Lon Pennock, Intersection, 1996, staal foto: Renate Boere, Cas Marks, Laurens van der Pool
Lon Pennock, 'Intersection', 1996
Location: Center of The Hague: Spui - Grote Marktstraat - Kalvermarkt
'The forms that appear in the world - the monumental form of an airplane, the blocks of basalt of a pier or of a bridge construction - for me they have more to do with sculpture than the objects classified as art at the academy. They are forms made by people, but without the pretense of being works of art. They are immutable and have a natural presence.'
This is the vision of artist Lon Pennock (b. 1945), creator of the pedestal sculpture “Intersection.
The sculpture consists of two L-shaped beams, according to Pennock, a crucifix with shifted axes and a twisted heart.

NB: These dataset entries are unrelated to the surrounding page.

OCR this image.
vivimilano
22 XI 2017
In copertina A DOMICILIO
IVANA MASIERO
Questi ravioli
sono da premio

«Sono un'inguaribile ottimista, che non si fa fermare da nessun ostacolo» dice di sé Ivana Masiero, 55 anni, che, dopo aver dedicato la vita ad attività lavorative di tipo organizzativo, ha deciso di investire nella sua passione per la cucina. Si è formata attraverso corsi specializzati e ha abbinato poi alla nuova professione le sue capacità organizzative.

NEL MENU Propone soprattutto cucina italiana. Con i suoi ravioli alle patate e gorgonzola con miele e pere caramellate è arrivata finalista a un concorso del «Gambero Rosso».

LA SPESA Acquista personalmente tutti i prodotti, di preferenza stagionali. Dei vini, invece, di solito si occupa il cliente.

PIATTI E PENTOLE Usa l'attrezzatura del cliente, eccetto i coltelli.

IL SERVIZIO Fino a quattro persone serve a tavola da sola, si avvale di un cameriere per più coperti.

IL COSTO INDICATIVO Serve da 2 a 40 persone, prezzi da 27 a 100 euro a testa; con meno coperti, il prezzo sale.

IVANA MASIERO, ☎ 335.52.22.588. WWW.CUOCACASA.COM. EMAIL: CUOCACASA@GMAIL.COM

The sculpture appears to be a smaller representation of his characteristic work. That is large in scale and has the appearance of an industrial construction due to color and material. Examples include 'Intersection' in Kijkduin, two more than man-sized Corten steel rectangles, and the two meter-high pillars 'The River' placed on the Blaak in Rotterdam in 1984.

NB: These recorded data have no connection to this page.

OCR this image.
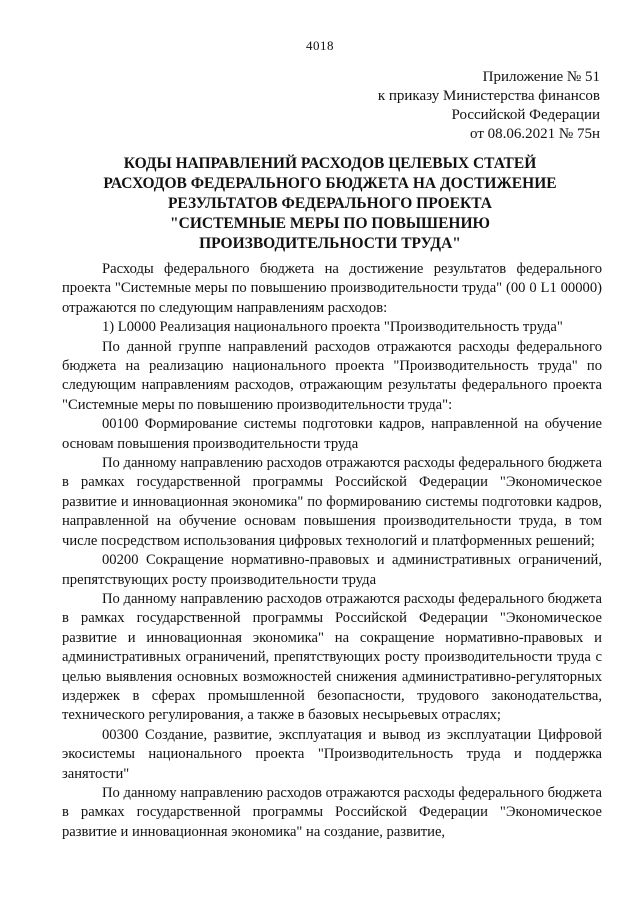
4018
Приложение № 51
к приказу Министерства финансов
Российской Федерации
от 08.06.2021 № 75н
КОДЫ НАПРАВЛЕНИЙ РАСХОДОВ ЦЕЛЕВЫХ СТАТЕЙ
РАСХОДОВ ФЕДЕРАЛЬНОГО БЮДЖЕТА НА ДОСТИЖЕНИЕ
РЕЗУЛЬТАТОВ ФЕДЕРАЛЬНОГО ПРОЕКТА
"СИСТЕМНЫЕ МЕРЫ ПО ПОВЫШЕНИЮ
ПРОИЗВОДИТЕЛЬНОСТИ ТРУДА"

Расходы федерального бюджета на достижение результатов федерального проекта "Системные меры по повышению производительности труда" (00 0 L1 00000) отражаются по следующим направлениям расходов:

1) L0000 Реализация национального проекта "Производительность труда"

По данной группе направлений расходов отражаются расходы федерального бюджета на реализацию национального проекта "Производительность труда" по следующим направлениям расходов, отражающим результаты федерального проекта "Системные меры по повышению производительности труда":

00100 Формирование системы подготовки кадров, направленной на обучение основам повышения производительности труда

По данному направлению расходов отражаются расходы федерального бюджета в рамках государственной программы Российской Федерации "Экономическое развитие и инновационная экономика" по формированию системы подготовки кадров, направленной на обучение основам повышения производительности труда, в том числе посредством использования цифровых технологий и платформенных решений;

00200 Сокращение нормативно-правовых и административных ограничений, препятствующих росту производительности труда

По данному направлению расходов отражаются расходы федерального бюджета в рамках государственной программы Российской Федерации "Экономическое развитие и инновационная экономика" на сокращение нормативно-правовых и административных ограничений, препятствующих росту производительности труда с целью выявления основных возможностей снижения административно-регуляторных издержек в сферах промышленной безопасности, трудового законодательства, технического регулирования, а также в базовых несырьевых отраслях;

00300 Создание, развитие, эксплуатация и вывод из эксплуатации Цифровой экосистемы национального проекта "Производительность труда и поддержка занятости"

По данному направлению расходов отражаются расходы федерального бюджета в рамках государственной программы Российской Федерации "Экономическое развитие и инновационная экономика" на создание, развитие,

Although Pennock was trained in the figurative tradition in the 1960s, his work soon developed into “concrete art. The artist, former director of the Rotterdam Art Academy and a consultant in urban planning and related fields, devoted himself throughout his career to a careful examination of material and how the sculpture related to its surroundings.
Pennock was not in favor of a sculpture standing on a pedestal. It would create distance. “You should be able to trip over them,” was his motto. Because the pedestal is the binding factor in Struycken's project and fits within an urban planning vision, Pennock overcame his objection.